Football, Guns, and Controversy
Are you ready for some football media gun violence controversy?
Usually, halftime is the boring part of the three to four hours of football programming. The portion of the celebrated spectacle that you can skip, without fear of missing anything important. But not this past Sunday, as longtime (much longer than he looks, that’s for sure) sports commentator Bob Costas used his weekly “Football Night in America” halftime spot to address concerns of gun violence in the wake of Saturday’s tragic murder-suicide by Kansas City Chief Jovan Belcher.
(Saturday morning, Belcher killed Kasandra Perkins, his 22-year-old girlfriend and the mother of his 3-month-old child, before driving to the Chiefs’ practice facility and killing himself in the parking lot, in front of head coach (and former New England Patriots defensive coordinator) Romeo Crennel, and general manager (and former Patriots player personnel director) Scott Pioli. Belcher was 25 years old.)
“In the coming days, Jovan Belcher’s actions and their possible connection to football will be analyzed,” Costas said. “Who knows? But here, wrote Jason Whitlock, is what I believe. If Jovan Belcher didn’t possess a gun, he and Kasandra Perkins would both be alive today.”
Not surprisingly, the comments by Costas have sparked an ongoing debate over issues of gun control and the Second Ammendment, and also the decision by Costas to use his nationally-televised halftime spot to speak to the issue of gun control vs. gun rights.
(For more on this controversy, you can scroll through the 116 million hits by searching “Bob Costas gun control” here.)
(To read the Jason Whitlock column that Costas references, click here.)
But not all have been content to examine the aftermath of the Belcher incident from a gun issue perspective. Some have commented that the tragedy is another in a long line of incidents that speaks more to the nature of violence in our society, and football’s role within that dynamic.
“While Mr. Whitlock focuses on gun control as a preventative measure, he fails to discuss the most important factor of gender and the issue of men’s violence against women,” Sport in Society, an organization based out of Northeastern University that aims to create “a just world through the power of sport” said on their Facebook page. “According to the National Institute of Justice, “Intimate partner homicides make up 40–50 percent of all murders of women in the United States. In 70–80 percent of intimate partner homicides, no matter which partner was killed, the man physically abused the woman before the murder.””
“There is so much we don’t know about why Jovan Belcher did what he did,” Dave Zirin writes at The Nation. “There are things we do know, however.

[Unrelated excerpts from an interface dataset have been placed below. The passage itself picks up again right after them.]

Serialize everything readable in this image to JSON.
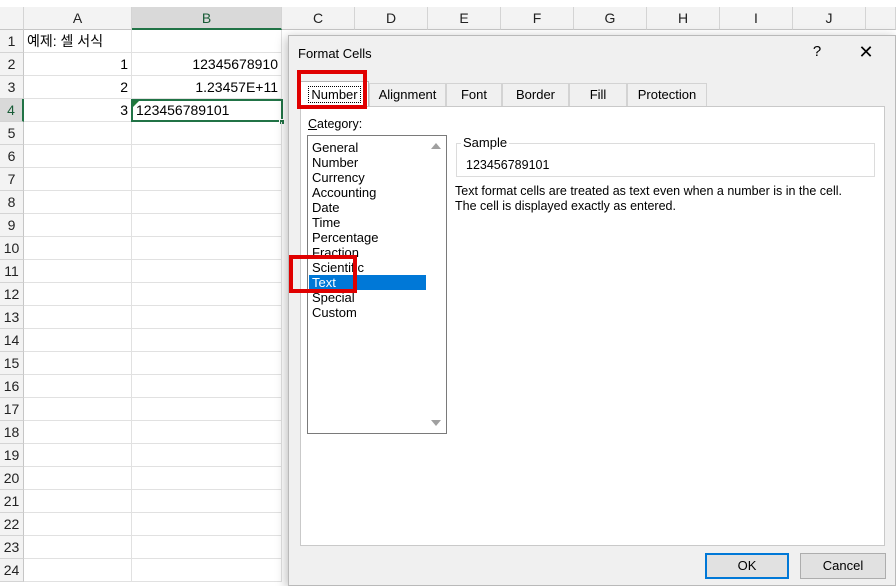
{
  "sheet": {
    "columns": [
      "A",
      "B",
      "C",
      "D",
      "E",
      "F",
      "G",
      "H",
      "I",
      "J"
    ],
    "active_column": "B",
    "rows": [
      "1",
      "2",
      "3",
      "4",
      "5",
      "6",
      "7",
      "8",
      "9",
      "10",
      "11",
      "12",
      "13",
      "14",
      "15",
      "16",
      "17",
      "18",
      "19",
      "20",
      "21",
      "22",
      "23",
      "24"
    ],
    "active_row": "4",
    "cells": {
      "A1": "예제: 셀 서식",
      "A2": "1",
      "B2": "12345678910",
      "A3": "2",
      "B3": "1.23457E+11",
      "A4": "3",
      "B4": "123456789101"
    },
    "accent_color": "#217346"
  },
  "dialog": {
    "title": "Format Cells",
    "help_label": "?",
    "close_label": "✕",
    "tabs": [
      "Number",
      "Alignment",
      "Font",
      "Border",
      "Fill",
      "Protection"
    ],
    "active_tab": "Number",
    "category_label_prefix": "C",
    "category_label_rest": "ategory:",
    "categories": [
      "General",
      "Number",
      "Currency",
      "Accounting",
      "Date",
      "Time",
      "Percentage",
      "Fraction",
      "Scientific",
      "Text",
      "Special",
      "Custom"
    ],
    "selected_category": "Text",
    "sample_label": "Sample",
    "sample_value": "123456789101",
    "description_line1": "Text format cells are treated as text even when a number is in the cell.",
    "description_line2": "The cell is displayed exactly as entered.",
    "ok_label": "OK",
    "cancel_label": "Cancel",
    "selection_color": "#0078d7",
    "highlight_color": "#e00000"
  }
}
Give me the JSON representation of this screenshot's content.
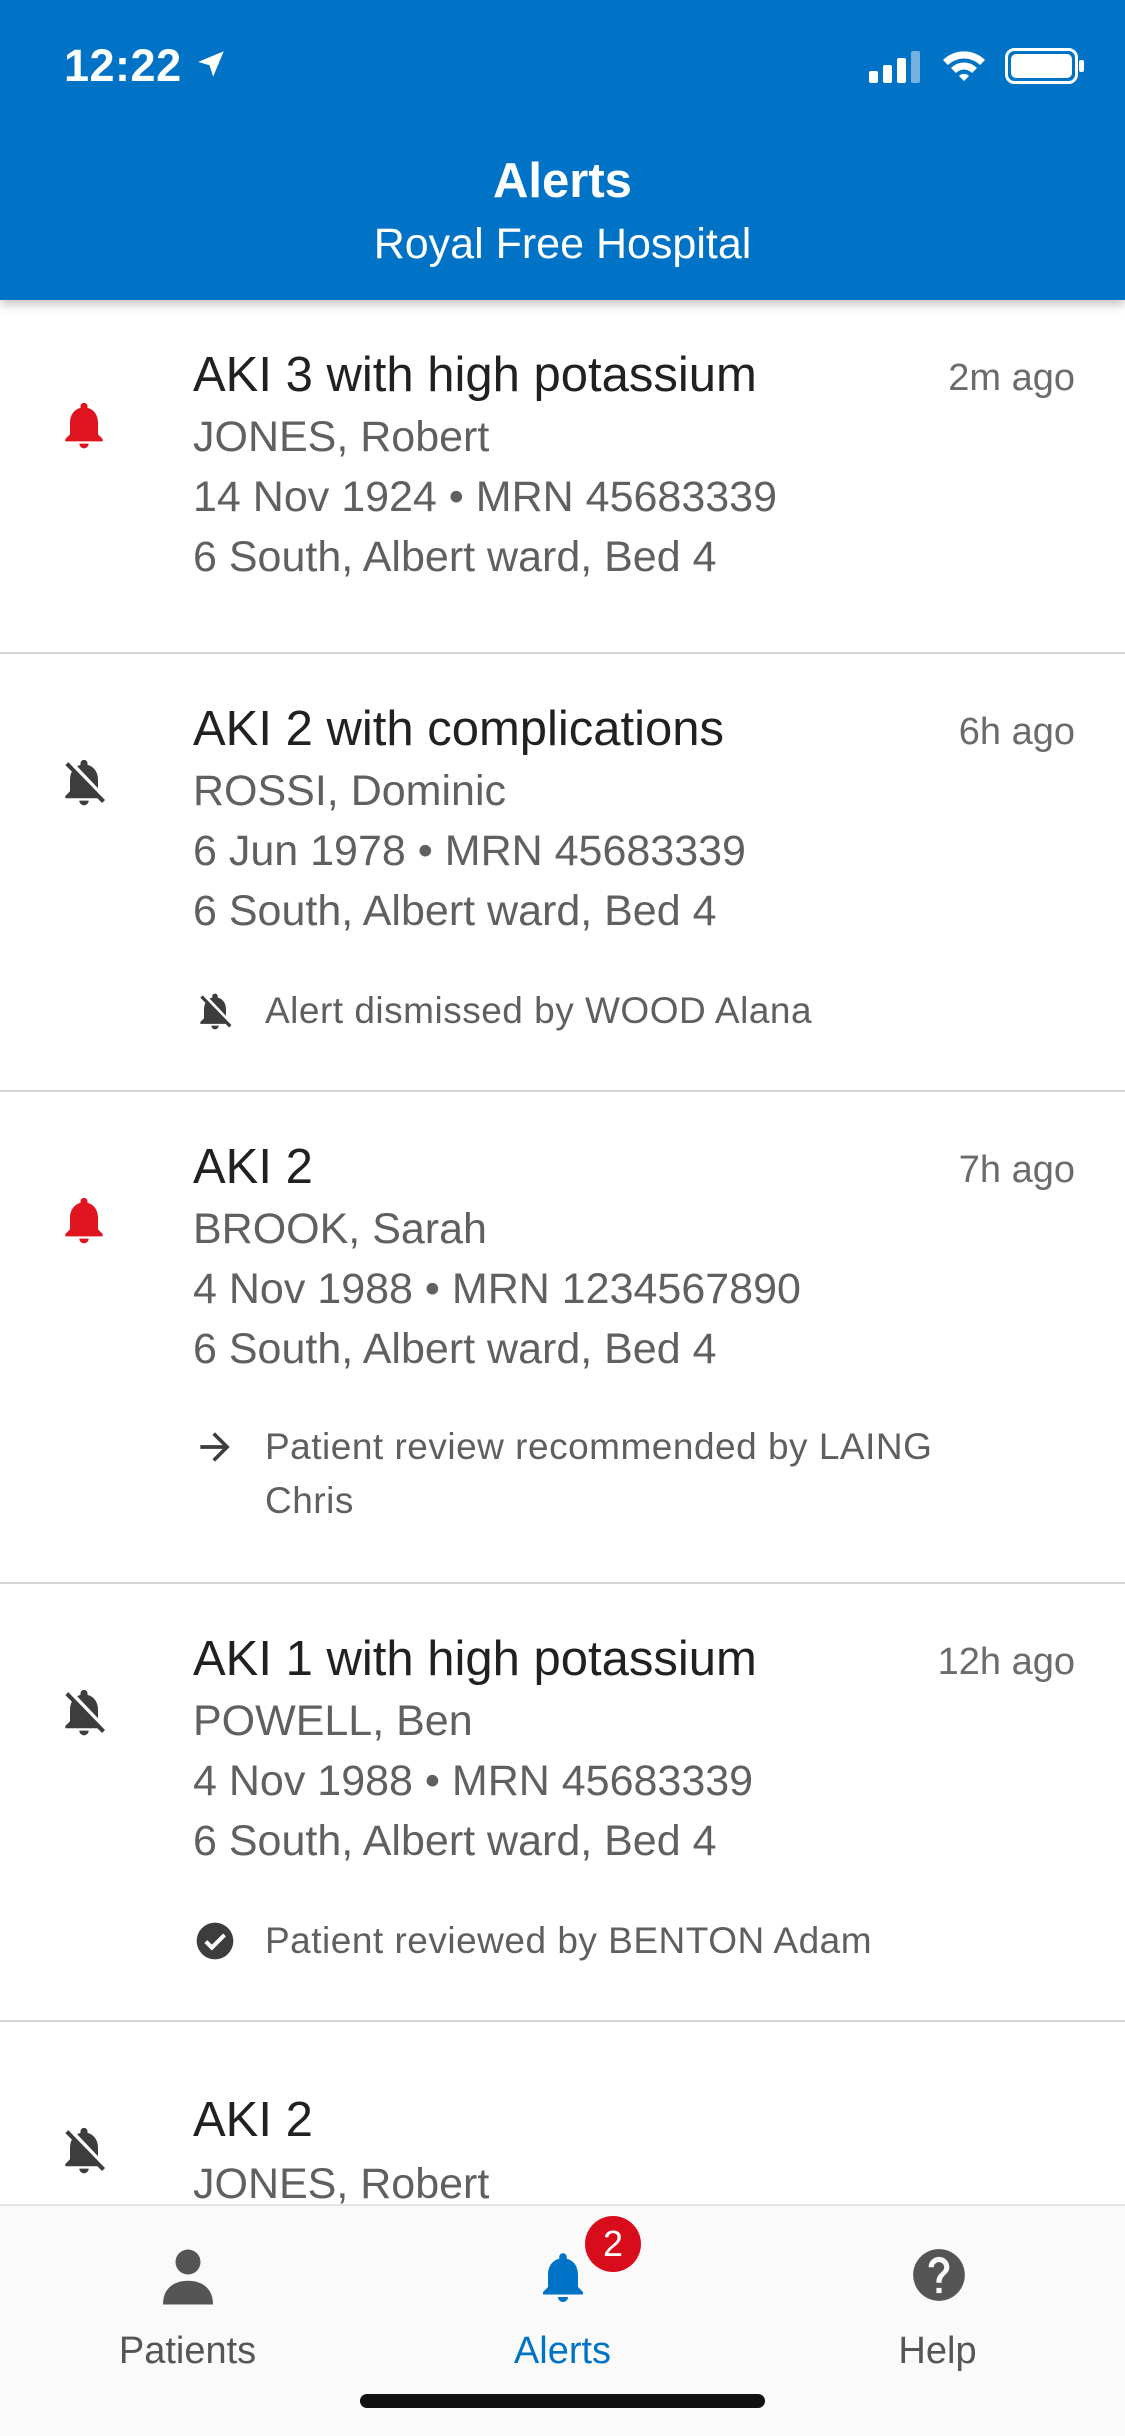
{
  "status_bar": {
    "time": "12:22"
  },
  "header": {
    "title": "Alerts",
    "subtitle": "Royal Free Hospital"
  },
  "alerts": [
    {
      "icon": "bell-active-icon",
      "title": "AKI 3 with high potassium",
      "time": "2m ago",
      "name": "JONES, Robert",
      "dob_mrn": "14 Nov 1924 • MRN 45683339",
      "location": "6 South, Albert ward, Bed 4"
    },
    {
      "icon": "bell-off-icon",
      "title": "AKI 2 with complications",
      "time": "6h ago",
      "name": "ROSSI, Dominic",
      "dob_mrn": "6 Jun 1978 • MRN 45683339",
      "location": "6 South, Albert ward, Bed 4",
      "note": "Alert dismissed by WOOD Alana",
      "note_icon": "bell-off-icon"
    },
    {
      "icon": "bell-active-icon",
      "title": "AKI 2",
      "time": "7h ago",
      "name": "BROOK, Sarah",
      "dob_mrn": "4 Nov 1988 • MRN 1234567890",
      "location": "6 South, Albert ward, Bed 4",
      "note": "Patient review recommended by LAING Chris",
      "note_icon": "arrow-right-icon"
    },
    {
      "icon": "bell-off-icon",
      "title": "AKI 1 with high potassium",
      "time": "12h ago",
      "name": "POWELL, Ben",
      "dob_mrn": "4 Nov 1988 • MRN 45683339",
      "location": "6 South, Albert ward, Bed 4",
      "note": "Patient reviewed by BENTON Adam",
      "note_icon": "check-circle-icon"
    },
    {
      "icon": "bell-off-icon",
      "title": "AKI 2",
      "name": "JONES, Robert"
    }
  ],
  "nav": {
    "tabs": [
      {
        "label": "Patients",
        "icon": "person-icon",
        "active": false
      },
      {
        "label": "Alerts",
        "icon": "bell-icon",
        "active": true,
        "badge": "2"
      },
      {
        "label": "Help",
        "icon": "help-circle-icon",
        "active": false
      }
    ]
  },
  "colors": {
    "header_bg": "#0073c6",
    "alert_active": "#e0141e",
    "icon_muted": "#3d3d3d",
    "nav_active": "#0073c6",
    "badge": "#d90c1b"
  }
}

We know that this is the NFL’s fourth suicide involving current and former players in the last year. We know that violence against women and alienation from loving relationships is a proven product of playing this violent game. We also know that concussions and head injuries have been linked to domestic violence, mental illness, and suicide.”
And we can also, unfortunately, likewise be sure that this is not the last time we will have occasion to examine such issues.